- Born: Jane Terry 2 December 1771 Cork
- Died: 17 April 1845 (aged 73)
- Occupation: Silversmith

= Jane Williams (silversmith) =

Irish silversmith

Jane Williams (née Terry) (2 December 1771 - 17 April 1845) was an Irish silversmith.

== Early life ==
Jane Terry was born in Cork, in Munster, Ireland on 2 December 1771, the eldest daughter of Catherine (née Webb) and Carden Terry (1742-1821). She had six younger sisters and two younger brothers. Her father was a silversmith, as was her maternal grandfather Stonewell Webb. She married her father's apprentice John Williams on 6 August 1791 in St Peter's Church, Cork on 6 August 1791 and became known as Jane Williams. Her husband John Williams and her father Carden Terry went into partnership together in October 1791. John Williams died on 13 June 1806, and left Jane with five sons and two daughters.

== Career ==
Jane Williams registered a maker's mark of her own in Dublin in 1806, and entered into partnership with her father the following year, working at the family's business at 44 Grand Parade in Cork. Her father Carden Terry struck a new maker's mark in 1807, incorporating her initials (JW) beneath his own (TC).
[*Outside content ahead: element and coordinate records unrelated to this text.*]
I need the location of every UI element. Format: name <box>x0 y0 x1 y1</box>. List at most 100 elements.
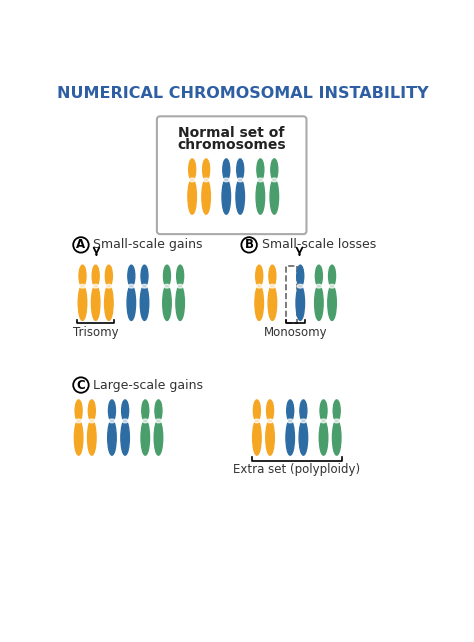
Ellipse shape <box>266 420 274 455</box>
Ellipse shape <box>203 178 209 182</box>
Ellipse shape <box>91 285 100 320</box>
Text: chromosomes: chromosomes <box>177 138 286 152</box>
Ellipse shape <box>315 265 322 287</box>
Text: Large-scale gains: Large-scale gains <box>93 379 203 392</box>
Ellipse shape <box>141 284 147 288</box>
Ellipse shape <box>122 419 128 423</box>
Ellipse shape <box>79 284 86 288</box>
Ellipse shape <box>142 400 149 421</box>
Ellipse shape <box>105 265 112 287</box>
Ellipse shape <box>297 265 304 287</box>
Ellipse shape <box>237 159 244 180</box>
Ellipse shape <box>122 400 128 421</box>
Ellipse shape <box>316 284 322 288</box>
Ellipse shape <box>269 284 275 288</box>
Ellipse shape <box>254 419 260 423</box>
Ellipse shape <box>223 159 230 180</box>
Circle shape <box>241 237 257 252</box>
Ellipse shape <box>267 419 273 423</box>
Ellipse shape <box>109 419 115 423</box>
Ellipse shape <box>142 419 148 423</box>
Bar <box>286 266 297 323</box>
Ellipse shape <box>270 179 279 214</box>
Ellipse shape <box>328 285 337 320</box>
Ellipse shape <box>79 265 86 287</box>
Ellipse shape <box>257 159 264 180</box>
FancyBboxPatch shape <box>157 116 307 234</box>
Ellipse shape <box>287 419 293 423</box>
Ellipse shape <box>75 400 82 421</box>
Ellipse shape <box>189 178 195 182</box>
Ellipse shape <box>253 420 261 455</box>
Ellipse shape <box>287 400 294 421</box>
Ellipse shape <box>155 400 162 421</box>
Ellipse shape <box>266 400 273 421</box>
Ellipse shape <box>254 400 260 421</box>
Ellipse shape <box>268 285 277 320</box>
Ellipse shape <box>286 420 294 455</box>
Ellipse shape <box>164 265 171 287</box>
Ellipse shape <box>257 178 264 182</box>
Ellipse shape <box>106 284 112 288</box>
Text: B: B <box>245 238 254 252</box>
Ellipse shape <box>328 265 336 287</box>
Ellipse shape <box>236 179 245 214</box>
Text: Extra set (polyploidy): Extra set (polyploidy) <box>233 463 360 476</box>
Ellipse shape <box>92 284 99 288</box>
Ellipse shape <box>75 419 82 423</box>
Ellipse shape <box>164 284 170 288</box>
Text: Small-scale gains: Small-scale gains <box>93 238 203 252</box>
Ellipse shape <box>74 420 83 455</box>
Ellipse shape <box>177 265 183 287</box>
Ellipse shape <box>128 284 135 288</box>
Ellipse shape <box>88 400 95 421</box>
Text: A: A <box>76 238 85 252</box>
Text: Monosomy: Monosomy <box>264 325 327 339</box>
Ellipse shape <box>315 285 323 320</box>
Ellipse shape <box>271 159 278 180</box>
Ellipse shape <box>189 159 196 180</box>
Ellipse shape <box>256 179 264 214</box>
Ellipse shape <box>222 179 230 214</box>
Ellipse shape <box>296 285 304 320</box>
Text: Trisomy: Trisomy <box>73 325 118 339</box>
Ellipse shape <box>334 419 340 423</box>
Ellipse shape <box>89 419 95 423</box>
Ellipse shape <box>155 419 162 423</box>
Text: NUMERICAL CHROMOSOMAL INSTABILITY: NUMERICAL CHROMOSOMAL INSTABILITY <box>57 87 429 101</box>
Circle shape <box>73 377 89 393</box>
Ellipse shape <box>329 284 335 288</box>
Ellipse shape <box>92 265 99 287</box>
Ellipse shape <box>140 285 149 320</box>
Circle shape <box>73 237 89 252</box>
Ellipse shape <box>163 285 171 320</box>
Ellipse shape <box>154 420 163 455</box>
Ellipse shape <box>202 159 210 180</box>
Ellipse shape <box>299 420 308 455</box>
Ellipse shape <box>256 284 262 288</box>
Ellipse shape <box>271 178 277 182</box>
Ellipse shape <box>121 420 129 455</box>
Ellipse shape <box>255 265 263 287</box>
Ellipse shape <box>319 420 328 455</box>
Ellipse shape <box>333 400 340 421</box>
Text: Small-scale losses: Small-scale losses <box>262 238 376 252</box>
Ellipse shape <box>297 284 303 288</box>
Ellipse shape <box>105 285 113 320</box>
Ellipse shape <box>255 285 264 320</box>
Ellipse shape <box>188 179 196 214</box>
Ellipse shape <box>269 265 276 287</box>
Ellipse shape <box>300 400 307 421</box>
Ellipse shape <box>109 400 116 421</box>
Ellipse shape <box>300 419 307 423</box>
Ellipse shape <box>78 285 87 320</box>
Ellipse shape <box>223 178 229 182</box>
Ellipse shape <box>141 420 149 455</box>
Text: C: C <box>77 379 85 392</box>
Ellipse shape <box>128 265 135 287</box>
Ellipse shape <box>202 179 210 214</box>
Ellipse shape <box>176 285 184 320</box>
Ellipse shape <box>320 419 327 423</box>
Ellipse shape <box>237 178 243 182</box>
Text: Normal set of: Normal set of <box>179 126 285 140</box>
Williams was the only female silversmith in Cork and created a range of silver, silver gilt and gold items, including cutlery, tableware and freedom boxes. She remained active in the profession until 1821, in which year her father died. Pieces produced by the two are well-regarded for their craftsmanship.

== Legacy ==
Two pieces by Williams and Terry are in the collection of the National Museum of Women in the Arts. They are a George II marrow scoop of c. 1810 and a Regency Irish Freedom Box of 1814.

Williams' work is highly collectible with items selling in major auction houses.